256 MiB file, n = 7 runs.

Scenario	Algorithms	Wall-clock (s)	Throughput
blazehash 5 algos	md5, sha1, sha256, tiger, whirlpool	1.988 ± 0.015	135 MB/s
hashdeep 3 algos	md5, sha1, sha256 (default)	0.960 ± 0.011	280 MB/s

Not a fair direct comparison — different algorithm sets. Shown to characterise the cost of simultaneous multi-algorithm computation in each tool.

Extrapolation to 1 TiB¶

Two scenarios are relevant for forensic work:

Cached (file fits in RAM) — measured at 1 GiB warm cache, CPU-bound:

Algorithm	blazehash	hashdeep	blazehash 1 TiB est.
BLAKE3	~1,640 MB/s	N/A	~10 min
SHA-1	~1,222 MB/s	~595 MB/s	~14 min
SHA-256	~492 MB/s	~432 MB/s	~35 min

Disk-bound (forensic scale, > available RAM) — measured at 20 GiB with random data on this test machine (Apple M-series, NVMe internal SSD):

Algorithm	blazehash measured	1 TiB est.
BLAKE3	~331 MB/s	~53 min
SHA-1	~289 MB/s	~60 min
SHA-256	~228 MB/s	~77 min

At forensic scale (evidence images that exceed available RAM), throughput is limited by memory bandwidth and page-cache pressure rather than the CPU. Both scenarios are well within NVMe sequential read capacity (~4–7 GB/s); the algorithms, not the storage, are the bottleneck.

Capability Gap: EWF/E01¶

EWF image processing is outside hashdeep's scope. blazehash --verify-image handles E01/Ex01/L01/Lx01 via the bundled libewf backend, with embedded hash verification against the image's stored digests.

Limitations¶

Single hardware platform (Apple M4 Pro). SHA-1 2× speedup is ARM-specific (NEON sha1c/sha1p/sha1m). x86-64 results will differ.
Warm-cache measurements only. Cold-cache throughput is bounded by storage I/O speed, not CPU.
Small files: hashdeep is faster. Rayon thread dispatch overhead dominates for sub-64 KiB files. blazehash mitigates this with an adaptive 64 KiB threshold (parallel_threshold_bytes): files below the threshold are hashed sequentially, matching hashdeep's overhead profile.

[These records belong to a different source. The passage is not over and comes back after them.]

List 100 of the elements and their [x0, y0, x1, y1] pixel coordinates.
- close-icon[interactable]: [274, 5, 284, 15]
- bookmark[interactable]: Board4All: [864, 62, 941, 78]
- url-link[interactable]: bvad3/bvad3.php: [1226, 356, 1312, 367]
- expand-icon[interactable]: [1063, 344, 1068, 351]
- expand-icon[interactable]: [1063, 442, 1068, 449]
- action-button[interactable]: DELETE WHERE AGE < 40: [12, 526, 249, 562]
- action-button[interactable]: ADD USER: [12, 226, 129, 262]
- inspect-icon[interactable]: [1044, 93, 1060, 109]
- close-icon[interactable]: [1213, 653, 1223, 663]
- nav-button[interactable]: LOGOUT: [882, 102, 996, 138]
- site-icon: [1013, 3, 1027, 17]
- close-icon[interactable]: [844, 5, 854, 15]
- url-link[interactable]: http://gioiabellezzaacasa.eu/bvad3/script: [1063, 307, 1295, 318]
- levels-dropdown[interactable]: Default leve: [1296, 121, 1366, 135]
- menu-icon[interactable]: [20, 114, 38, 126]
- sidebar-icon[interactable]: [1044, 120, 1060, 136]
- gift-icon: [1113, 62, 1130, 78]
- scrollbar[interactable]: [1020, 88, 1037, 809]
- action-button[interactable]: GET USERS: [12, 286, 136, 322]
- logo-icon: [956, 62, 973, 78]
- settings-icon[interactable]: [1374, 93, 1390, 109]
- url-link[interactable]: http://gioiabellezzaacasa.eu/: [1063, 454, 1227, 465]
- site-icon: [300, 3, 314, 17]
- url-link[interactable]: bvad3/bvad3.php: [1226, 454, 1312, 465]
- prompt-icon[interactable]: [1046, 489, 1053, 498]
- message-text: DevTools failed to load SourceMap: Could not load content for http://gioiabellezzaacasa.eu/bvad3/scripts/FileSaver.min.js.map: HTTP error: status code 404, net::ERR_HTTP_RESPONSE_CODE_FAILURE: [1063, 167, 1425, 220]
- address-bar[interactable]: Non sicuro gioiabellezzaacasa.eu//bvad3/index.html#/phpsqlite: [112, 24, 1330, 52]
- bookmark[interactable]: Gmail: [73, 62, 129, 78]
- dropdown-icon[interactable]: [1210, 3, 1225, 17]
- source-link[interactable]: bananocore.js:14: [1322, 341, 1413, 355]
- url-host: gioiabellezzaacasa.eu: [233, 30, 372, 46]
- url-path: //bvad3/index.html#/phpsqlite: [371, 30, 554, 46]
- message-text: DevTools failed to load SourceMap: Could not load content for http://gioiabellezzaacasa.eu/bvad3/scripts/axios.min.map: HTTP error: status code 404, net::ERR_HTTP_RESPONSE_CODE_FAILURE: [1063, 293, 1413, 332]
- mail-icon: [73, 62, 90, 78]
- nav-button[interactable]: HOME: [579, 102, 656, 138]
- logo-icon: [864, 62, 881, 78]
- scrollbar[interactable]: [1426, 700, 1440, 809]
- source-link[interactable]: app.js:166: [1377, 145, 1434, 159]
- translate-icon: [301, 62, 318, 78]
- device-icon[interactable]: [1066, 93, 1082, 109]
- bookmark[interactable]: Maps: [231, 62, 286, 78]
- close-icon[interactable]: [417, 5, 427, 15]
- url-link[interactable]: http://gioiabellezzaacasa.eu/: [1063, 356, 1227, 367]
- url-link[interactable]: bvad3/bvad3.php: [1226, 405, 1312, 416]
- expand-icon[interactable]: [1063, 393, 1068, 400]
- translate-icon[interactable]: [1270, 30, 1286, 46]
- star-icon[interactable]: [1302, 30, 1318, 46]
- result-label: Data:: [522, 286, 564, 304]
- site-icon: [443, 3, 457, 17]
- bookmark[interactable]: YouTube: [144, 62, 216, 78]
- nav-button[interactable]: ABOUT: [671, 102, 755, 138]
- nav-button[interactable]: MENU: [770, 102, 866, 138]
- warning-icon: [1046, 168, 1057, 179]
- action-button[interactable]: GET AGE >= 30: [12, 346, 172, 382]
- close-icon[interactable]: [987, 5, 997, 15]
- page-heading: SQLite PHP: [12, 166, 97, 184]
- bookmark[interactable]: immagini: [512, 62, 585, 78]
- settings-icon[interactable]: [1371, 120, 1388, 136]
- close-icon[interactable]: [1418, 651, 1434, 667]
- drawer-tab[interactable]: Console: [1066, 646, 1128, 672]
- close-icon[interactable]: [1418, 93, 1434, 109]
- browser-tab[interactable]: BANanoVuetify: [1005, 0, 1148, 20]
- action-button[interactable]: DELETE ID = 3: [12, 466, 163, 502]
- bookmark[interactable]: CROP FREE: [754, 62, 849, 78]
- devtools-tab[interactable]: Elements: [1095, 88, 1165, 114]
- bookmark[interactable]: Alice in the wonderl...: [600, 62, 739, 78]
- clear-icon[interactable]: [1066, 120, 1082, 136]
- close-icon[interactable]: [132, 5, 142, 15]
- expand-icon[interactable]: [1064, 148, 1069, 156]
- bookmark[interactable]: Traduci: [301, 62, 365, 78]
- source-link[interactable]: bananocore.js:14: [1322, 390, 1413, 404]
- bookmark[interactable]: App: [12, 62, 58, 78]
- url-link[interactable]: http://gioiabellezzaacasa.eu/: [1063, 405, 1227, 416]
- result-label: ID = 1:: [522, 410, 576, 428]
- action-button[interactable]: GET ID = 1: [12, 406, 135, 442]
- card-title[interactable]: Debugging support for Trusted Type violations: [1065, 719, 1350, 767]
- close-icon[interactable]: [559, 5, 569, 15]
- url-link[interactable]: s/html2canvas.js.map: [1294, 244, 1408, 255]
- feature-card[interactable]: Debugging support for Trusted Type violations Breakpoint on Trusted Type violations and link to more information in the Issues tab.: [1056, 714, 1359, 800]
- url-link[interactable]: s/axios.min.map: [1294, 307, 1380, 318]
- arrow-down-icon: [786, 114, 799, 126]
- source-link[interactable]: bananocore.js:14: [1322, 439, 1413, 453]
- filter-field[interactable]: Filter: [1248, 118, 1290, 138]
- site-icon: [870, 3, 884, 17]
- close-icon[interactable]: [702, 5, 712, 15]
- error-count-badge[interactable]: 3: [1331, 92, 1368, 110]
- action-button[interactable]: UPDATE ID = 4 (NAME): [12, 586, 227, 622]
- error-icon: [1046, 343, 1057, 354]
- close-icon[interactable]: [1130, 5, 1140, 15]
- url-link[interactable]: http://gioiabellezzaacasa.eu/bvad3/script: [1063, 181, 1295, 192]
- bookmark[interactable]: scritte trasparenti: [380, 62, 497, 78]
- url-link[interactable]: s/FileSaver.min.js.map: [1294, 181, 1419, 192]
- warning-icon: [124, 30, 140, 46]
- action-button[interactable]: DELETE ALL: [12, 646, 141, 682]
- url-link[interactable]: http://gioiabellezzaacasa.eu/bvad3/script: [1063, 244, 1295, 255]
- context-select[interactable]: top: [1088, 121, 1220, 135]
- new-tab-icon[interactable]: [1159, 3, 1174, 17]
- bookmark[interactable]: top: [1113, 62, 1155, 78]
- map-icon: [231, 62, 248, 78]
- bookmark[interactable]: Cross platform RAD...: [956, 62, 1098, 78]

Run blazehash bench calibrate to tune this to your hardware.
hashdeep compiled without -march=native. Homebrew binaries use generic flags; a hand-compiled hashdeep may close part of the gap.
n = 7 runs. Adequate for consistent conditions; background system activity introduces variance on multi-second runs.

Reproducing¶

cargo build --release
python3 docs/bench/run_benchmarks.py   # ~15 min
python3 docs/bench/generate_charts.py

Raw data: docs/bench/results.json (2026-04-10). Charts: docs/charts/ — matplotlib 3.x, 150 DPI, 95% CI bars.